401(k)-style accounts elude many, GAO says

December 12, 2007|By MarketWatch

WASHINGTON -- More than 1 of every 3 workers at retirement age in the 2050s will have nothing saved in a 401(k)-style account, according to a government study released yesterday.

On average, workers born in 1990 will save enough to replace about 22 percent of pre-retirement income, or $18,784 per year in 2007 dollars, according to the Government Accounting Office.

"Today's workers will more likely struggle to make ends meet during retirement than previous generations," said Democratic Rep.

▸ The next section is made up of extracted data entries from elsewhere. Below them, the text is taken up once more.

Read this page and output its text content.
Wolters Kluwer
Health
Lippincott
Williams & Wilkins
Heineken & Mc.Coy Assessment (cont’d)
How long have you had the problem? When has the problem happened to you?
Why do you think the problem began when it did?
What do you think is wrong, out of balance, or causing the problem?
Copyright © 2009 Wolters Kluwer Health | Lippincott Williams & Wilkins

George Miller of California, who had requested the report.

"While Social Security faces long-term challenges that must be addressed, this GAO report makes it clear that the real retirement security crisis is the lack of savings in private retirement plans," Miller said.

Several factors

The projection of low savings in the 401(k)-style, defined-contribution plans could be due to factors such as working for employers that don't offer a plan, choosing not to participate or withdrawing savings before retirement, the GAO said.

Defined-contribution plans, which contained almost $3.3 trillion in assets last year, have become increasingly prevalent over the past 25 years, the GAO said.

Participants in defined-contribution plans grew to 64.6 million in 2004 from 20 million in 1980, according to the report, while participants in defined-benefit plans, such as traditional pensions, rose to 41.7 million from 38 million during that same time period, the report said.

Experts have different views about how much individuals should save to have enough for retirement, it said.

"We may define retirement income adequacy relative to a standard of minimum needs, such as the poverty rate, or to the consumption spending that households experienced during working years," the report said.

"Retirees may not need 100 percent of pre-retirement income to maintain living standards."

A report last month from the Employee Benefit Research Institute found that the percentage of all workers participating in an employment retirement plan decreased to 39.7 percent in 2006 from 40.9 percent in 2005 -- fueled partly by a decrease in full-time, full-year workers.

"It may take a significant tightening in the labor market [like the one that occurred in the late 1990s] before the percentage of workers participating in an employment-based retirement plan significantly increases," according to Craig Copeland, the report's author.


The Employee Benefit Research Institute report found certain characteristics were associated with a lower level of participation in a retirement plan.

These variables include being nonwhite, younger, female, never married, having a low education level, lower earnings, poorer health status, no health insurance through an employer, not working full time and not working a full year.

Other factors were working in service occupations or in farming, fisheries and forestry jobs.